Voici un poème en prose à la façon d'Aloysius Bertrand (1842).



Elle s’éteignait tout le temps, et toute seule. Un pet de vent, une perle de pluie. Ou rien du tout. C’était comme ça ; elle perdait sa rougeur, sa chaleur, son odeur. D’un coup, son pouls grésillant cessait. Tu vois ? J’t’ai eu, encore une fois, me riait-elle au nez. Son rire, des éclats noirs de silence. 

Elle était douée ; dès que je lui allumais le derrière et qu’elle me permettait de la goûter, d’en humer les arômes mortels, juste un peu, voilà-t-y pas que « pouf » ou « plok » ou « pffittt » ou je ne sais trop par quelle vesse de fou, elle tuait sa rougissance. Comme pour me dire, T’as pas encore compris, toi, hein ? Petit lardon aux narines baveuses, au menton en peau de prune.  

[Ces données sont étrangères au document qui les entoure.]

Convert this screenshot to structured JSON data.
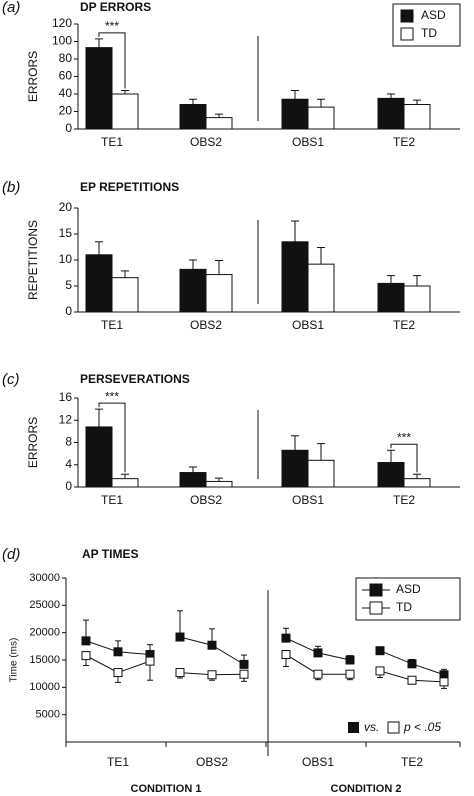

Un jour, j’en eus assez ! Elle venait de s’éteindre à nouveau. Je l’écrasai sous mon pied taché d’encre, et l’entendis rire. On aurait dit le cri hirsute d’une hyène engrangée ; elle croyait m’avoir lessivé les neurones. Je sortis sa sœur jumelle, lui crachai un regard de défilé de dindons. Un crépitement rugit, un feu dément rougit.


Ah ! Que mon menton de prune se bidonna ! Cette fois, je l’avais eue.